L’assesseur de collège s’y connaissait, puisqu’il avait été plusieurs fois commis pour instruire des affaires criminelles, lorsqu’il était encore au Caucase.

– De quelle manière, par quel hasard, cela a-t-il pu se produire? Le diable seul saurait s’y reconnaître! fit-il enfin avec un geste de découragement.

Cependant le bruit de cet événement extraordinaire avait couru dans toute la capitale et, comme il est d’usage, non sans s’agrémenter de petites particularités nouvelles. À cette époque, tous les esprits étaient portés vers le miraculeux: le public se trouvait encore sous l’impression d’expériences récentes, relatives au magnétisme. L’histoire des chaises dansantes, dans la rue Koniouchennaïa, était encore toute fraîche; il n’y avait donc rien d’étonnant à ce que bientôt on en vint à dire que le nez de l’assesseur de collège Kovaliov se promenait tous les jours, à trois heures précises, sur la Perspective de Nievsky. L’affluence des curieux était tous les jours énorme. Quelqu’un s’avisa tout à coup de dire que le nez se trouvait dans le magasin de Jounker; et le magasin fut assiégé par une telle foule, que la police elle-même dut s’en mêler et rétablir l’ordre. Un spéculateur à mine grave, portant favoris, qui vendait des gâteaux secs à l’entrée des théâtres, fit fabriquer exprès de beaux bancs solides, qu’il plaça devant le magasin et sur lesquels il invitait obligeamment les assistants à monter, pour le prix modique de quatre-vingts kopecks. Un colonel qui avait de très beaux états de service sortit même exprès pour cela de meilleure heure qu’à l’ordinaire, et il ne réussit qu’à grand’peine à se frayer un passage à travers la foule; mais à sa grande indignation, il aperçut, dans la vitrine du magasin, au lieu du nez, un simple gilet de flanelle et une lithographie qui représentait une jeune fille reprisant un bas, tandis qu’un jeune élégant, avec une barbiche et un gilet à grands revers, la regardait de derrière un arbre – lithographie qui se trouvait à cette même place depuis plus de dix ans.

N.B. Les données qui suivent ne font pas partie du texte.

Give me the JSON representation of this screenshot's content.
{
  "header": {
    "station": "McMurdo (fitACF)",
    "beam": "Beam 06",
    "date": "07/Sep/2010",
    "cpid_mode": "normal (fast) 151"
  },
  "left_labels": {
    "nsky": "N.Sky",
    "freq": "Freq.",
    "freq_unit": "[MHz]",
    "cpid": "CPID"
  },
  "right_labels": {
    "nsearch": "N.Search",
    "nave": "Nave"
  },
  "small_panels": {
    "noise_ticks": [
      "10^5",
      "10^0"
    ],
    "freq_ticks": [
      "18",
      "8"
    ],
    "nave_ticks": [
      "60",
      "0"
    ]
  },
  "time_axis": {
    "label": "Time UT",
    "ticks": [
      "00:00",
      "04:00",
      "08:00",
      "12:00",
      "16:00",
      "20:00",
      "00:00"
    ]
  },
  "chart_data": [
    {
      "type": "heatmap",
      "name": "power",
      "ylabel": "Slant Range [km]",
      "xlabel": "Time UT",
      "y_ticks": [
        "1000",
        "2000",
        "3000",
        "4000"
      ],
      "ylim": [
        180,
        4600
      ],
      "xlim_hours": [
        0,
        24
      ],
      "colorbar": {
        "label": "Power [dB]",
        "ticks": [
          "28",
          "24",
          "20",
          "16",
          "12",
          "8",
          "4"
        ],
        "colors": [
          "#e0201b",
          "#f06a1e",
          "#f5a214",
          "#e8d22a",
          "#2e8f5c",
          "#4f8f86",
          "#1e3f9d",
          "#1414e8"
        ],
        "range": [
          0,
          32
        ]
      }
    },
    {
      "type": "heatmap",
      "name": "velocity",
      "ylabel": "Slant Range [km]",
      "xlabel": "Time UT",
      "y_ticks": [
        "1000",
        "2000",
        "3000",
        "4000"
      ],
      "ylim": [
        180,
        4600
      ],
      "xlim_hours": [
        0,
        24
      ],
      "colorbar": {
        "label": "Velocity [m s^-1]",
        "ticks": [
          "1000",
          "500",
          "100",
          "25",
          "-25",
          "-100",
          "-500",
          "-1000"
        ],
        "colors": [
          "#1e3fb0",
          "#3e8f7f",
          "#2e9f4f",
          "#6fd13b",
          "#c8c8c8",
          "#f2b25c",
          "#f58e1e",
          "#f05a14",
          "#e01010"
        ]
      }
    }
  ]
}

Le colonel s’éloigna en disant avec dépit:

– Comment peut-on troubler le monde avec des récits aussi stupides et aussi peu vraisemblables!

Puis ce fut un autre bruit: le nez du major Kovaliov se promenait non sur la Perspective de Nievsky, mais dans le jardin de Tauride; on ajoutait même qu’il s’y trouvait depuis longtemps déjà, que le fameux Kozrev-Mirza, lorsqu’il y séjournait encore, s’étonnait beaucoup de ce jeu bizarre de la nature. Quelques étudiants de l’académie de chirurgie se rendirent exprès dans ce jardin. Une grande dame écrivit au surveillant, le priant de montrer à ses enfants ce rare phénomène et de leur donner à cette occasion quelques explications instructives et édifiantes pour la jeunesse.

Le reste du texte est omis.